Friday, September 26, 2008


Pitter pattering along, they have crawled in mass this summer; from the cockroach in the trunk of my car to the mosquitoes circling around my head to the hundreds of ants setting up camp in the dishwasher to the crazy little guy with the spinning red butt I spotted on the porch to the Eisenhower-dollar-sized spiders descending from the roof of the garage to the carpenter bees drilling holes in the porch to the cockroaches assembling for their nightly neighborhood watch meeting next to the fence to all the other beasts who cannot be named. With several cans of Raid, I have battled them ceaselessly, eviscerating battalion after battalion, but they replicate like Cylons controlling the backyard and creeping through the door cracks and pipes at will. If I were not a hygiene-obsessed Westside Jew, perhaps I could ignore them.

And who or what is this?

Now the weather is cooling and I am able to take a breath as they dissipate and slowly die out. During the fall and winter, the all-season cockroach will still appear in the middle of the night waddling across the floor, barely aware of the hovering figure holding the can of Raid. It is clear that it is not they who do not belong, but I.

Tuesday, September 9, 2008


It’s nothing I ever really noticed when living in L.A., the rude, lunatic, outraged-at-humanity style of driving. But coming back now, I notice. If for a few milliseconds, while spaced out, I put on my left blinker light where there’s a sign that says “No Left Turn from 5 to 7 PM,” the drivers behind me will honk and swear as if I had just goose-stepped across the intersection Sieg Heiling while wearing full Nazi regalia.
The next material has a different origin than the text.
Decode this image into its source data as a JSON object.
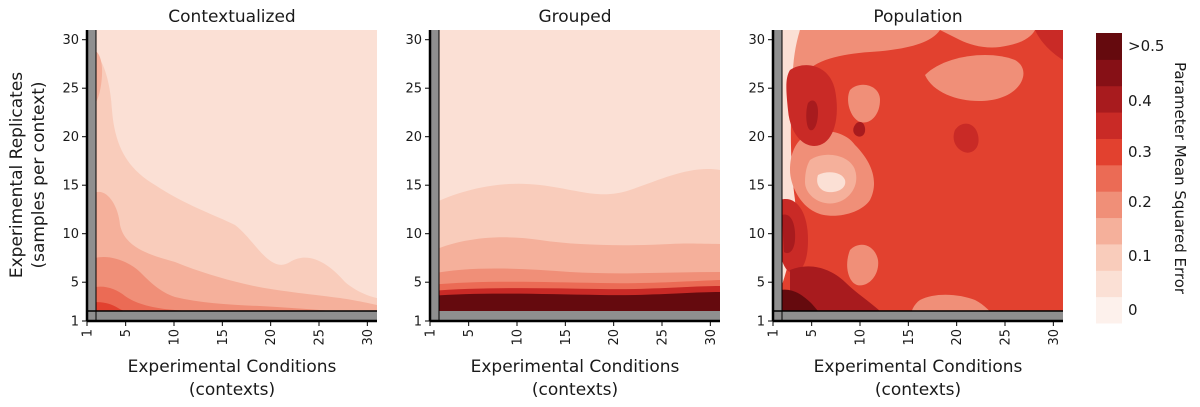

I’ve spent a lot of time driving in Italy and there it’s a more Darwinistic approach of speeding up to an inch of your bumper, sitting on your ass and then passing you on a blind curve. In my experience, drivers in New York and Boston are perhaps more aggressive and crazier than Angelenos.
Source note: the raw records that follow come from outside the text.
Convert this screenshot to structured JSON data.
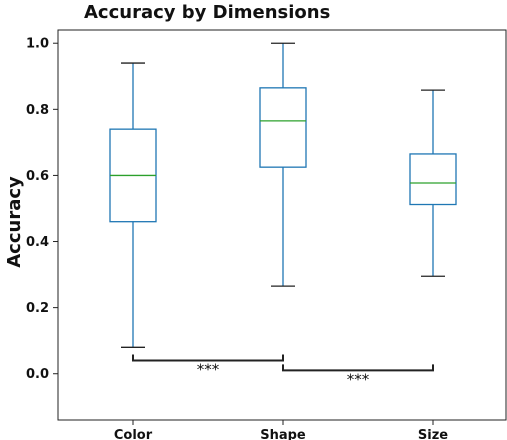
{
  "chart_data": {
    "type": "box",
    "title": "Accuracy by Dimensions",
    "xlabel": "",
    "ylabel": "Accuracy",
    "ylim": [
      -0.14,
      1.04
    ],
    "yticks": [
      0.0,
      0.2,
      0.4,
      0.6,
      0.8,
      1.0
    ],
    "ytick_labels": [
      "0.0",
      "0.2",
      "0.4",
      "0.6",
      "0.8",
      "1.0"
    ],
    "categories": [
      "Color",
      "Shape",
      "Size"
    ],
    "boxes": [
      {
        "category": "Color",
        "whisker_low": 0.08,
        "q1": 0.46,
        "median": 0.6,
        "q3": 0.74,
        "whisker_high": 0.94
      },
      {
        "category": "Shape",
        "whisker_low": 0.265,
        "q1": 0.625,
        "median": 0.765,
        "q3": 0.865,
        "whisker_high": 1.0
      },
      {
        "category": "Size",
        "whisker_low": 0.295,
        "q1": 0.512,
        "median": 0.577,
        "q3": 0.665,
        "whisker_high": 0.858
      }
    ],
    "significance": [
      {
        "from": "Color",
        "to": "Shape",
        "y": 0.04,
        "label": "***"
      },
      {
        "from": "Shape",
        "to": "Size",
        "y": 0.01,
        "label": "***"
      }
    ],
    "colors": {
      "box": "#1f77b4",
      "median": "#2ca02c",
      "whisker_cap": "#222222",
      "bracket": "#222222"
    },
    "grid": false,
    "legend": "none"
  }
}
But not so here in the old South.

There are no problems merging. 95% percent of drivers will let you in, no honking, no threats on your life. In an old fashioned way, like in Japan, people have manners here. The traffic in Atlanta is supposedly the second worst in the country behind Los Angeles (which is really a hundred times worse), but people here are chill. It’s a Southern thing.

“Sir, it would be my great pleasure for you to merge in front of me at your convenience,” other drivers appear to be telling me. “At your leeeisure.”

When there is no traffic, or regardless really, people drive slow in the South. You can drive 55 in the fast lane of the freeway and no one will aim a gun at you from a passing car. Sometimes the Angeleno in me can’t handle the slow driving, when every lane of the freeway in front of me has someone skipping along like they are on a Sunday stroll in the park. But I’m getting used to this more relaxed, less animalistic style of driving.

Another difference between the South and most of the rest of the world is the whole unusual practice here of holding the door open for someone. It doesn’t matter if you are man or woman, you must hold the door open for anyone approaching in front or from behind. I would say if there is any person within 10-15 feet of the door you are opening, you absolutely must hold the door open for them, even if they are a six-year-old boy sucking on a lollipop and you are a 60-year-old grandma with a cane. That’s how they do things down here. I didn’t make up the rules.

And there’s something to it. I may be a neurotic Jew from the Westside, but I tip my hat to the Southern etiquette.

Thursday, September 4, 2008


North of Gainesville, GA, there’s an aging, not completely forgotten, but hardly thriving road, the Old Cornelia Highway, which was once the main route from Atlanta to South Carolina. When the interstate was built nearby, this humble, country byway began its rapid decline. Towns on the old road such as Lula seem to have sunk back into the earth.

The infinite sadness of Downtown Lula

Church in Mt. Airy, GA

Once a Gas Station

The Lord commands ye to buy a trampoline for thine children

Cornelia, Home of the Big, Red Apple

no gas here either

Sir, you need to move yer truck!
(this is pretty far from the highway)

tiny rural barbershop

James Town has seen better days

These dang Ten Commandments are everywhere, on suburban lawns, in front of messed-up lookin' stores. Thou shalt not litter the Earth with dumb-ass cardboard signs bearing dated biblical schmuckdom.